Pekelis remarked that innovations realized through network optimization on the L40S cluster enabled them to train models quickly, releasing them shortly after Llama-3’s launch. Other cloud providers lack the same level of collaborative flexibility, complicating custom configurations.
Model Evaluation Techniques
One crucial benchmark used to assess long-context windows is the “needle in a haystack” test, where a specific piece of information is tested within a lengthy text sequence.
“Our models achieve near-perfect performance on this test, effective up to a 2 million context length, comparable only to what I’ve seen with Gemini 1.5 Pro," Pekelis said.
Yet, “needle in a haystack” tests may not fully depict a model’s overall context performance. The team also employed more complex evaluations, like multiple “needles in the haystack” or adversarial needles, where conflicting information is introduced.
They assessed their model using Nvidia's RULER benchmark, which includes 13 tasks tailored for evaluating long-context language models with variable sequence lengths and complexities.

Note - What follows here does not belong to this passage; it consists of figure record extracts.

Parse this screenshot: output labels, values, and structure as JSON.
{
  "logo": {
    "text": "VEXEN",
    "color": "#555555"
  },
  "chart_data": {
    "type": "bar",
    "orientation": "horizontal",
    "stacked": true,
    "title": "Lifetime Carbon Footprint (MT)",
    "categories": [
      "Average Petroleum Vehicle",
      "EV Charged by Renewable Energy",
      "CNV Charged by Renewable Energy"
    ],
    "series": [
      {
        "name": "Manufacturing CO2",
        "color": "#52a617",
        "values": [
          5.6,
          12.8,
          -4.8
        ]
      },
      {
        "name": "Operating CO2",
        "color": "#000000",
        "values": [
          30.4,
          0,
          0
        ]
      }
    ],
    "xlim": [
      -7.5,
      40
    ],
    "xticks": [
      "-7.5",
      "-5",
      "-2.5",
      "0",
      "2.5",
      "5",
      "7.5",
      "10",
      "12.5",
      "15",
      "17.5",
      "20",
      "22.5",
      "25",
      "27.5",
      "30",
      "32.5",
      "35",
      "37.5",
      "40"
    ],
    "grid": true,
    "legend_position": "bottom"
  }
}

The team is also enhancing the models' capabilities for many-shot in-context learning, enabling them to adapt to new tasks dynamically by including hundreds or thousands of examples in the prompt.
Enterprise Applications of Long-Context LLMs
Pekelis believes that long-context open models will bridge the gap for companies and developers looking to build LLM-based applications.
“Currently, there’s a noticeable disparity between individual AI applications and enterprise solutions, which are lagging,” he noted. "Enabling language models to handle more information in their context windows opens up new possibilities."
Longer contexts can empower agentic systems—where multiple language models operate together—by processing greater amounts of information with fewer requests. Furthermore, long-context LLMs can simplify complex data processing tasks, such as style imitation.
“Instead of gathering and preprocessing data from various sources to train a model to mimic my writing style, you can simply input all my past emails, and the model learns to write like me,” Pekelis explained.
Furthermore, LLMs with extensive context windows could diminish the reliance on retrieval-augmented generation (RAG), which necessitates fetching relevant documents for every prompt. Hypothetically, an LLM with infinite context could incorporate all documents into the prompt, selecting the most relevant sections per query—though it would still require re-queries for each new chat session due to context limitations.
Enhanced context windows also lower the barriers for creating prototypes and proofs of concept, aiding product teams in grasping the potential of language models.
“Often, educating customers about what’s possible is a critical initial step,” Pekelis concluded. “Developing prototypes or initial examples illustrates the transformative potential for enterprises.”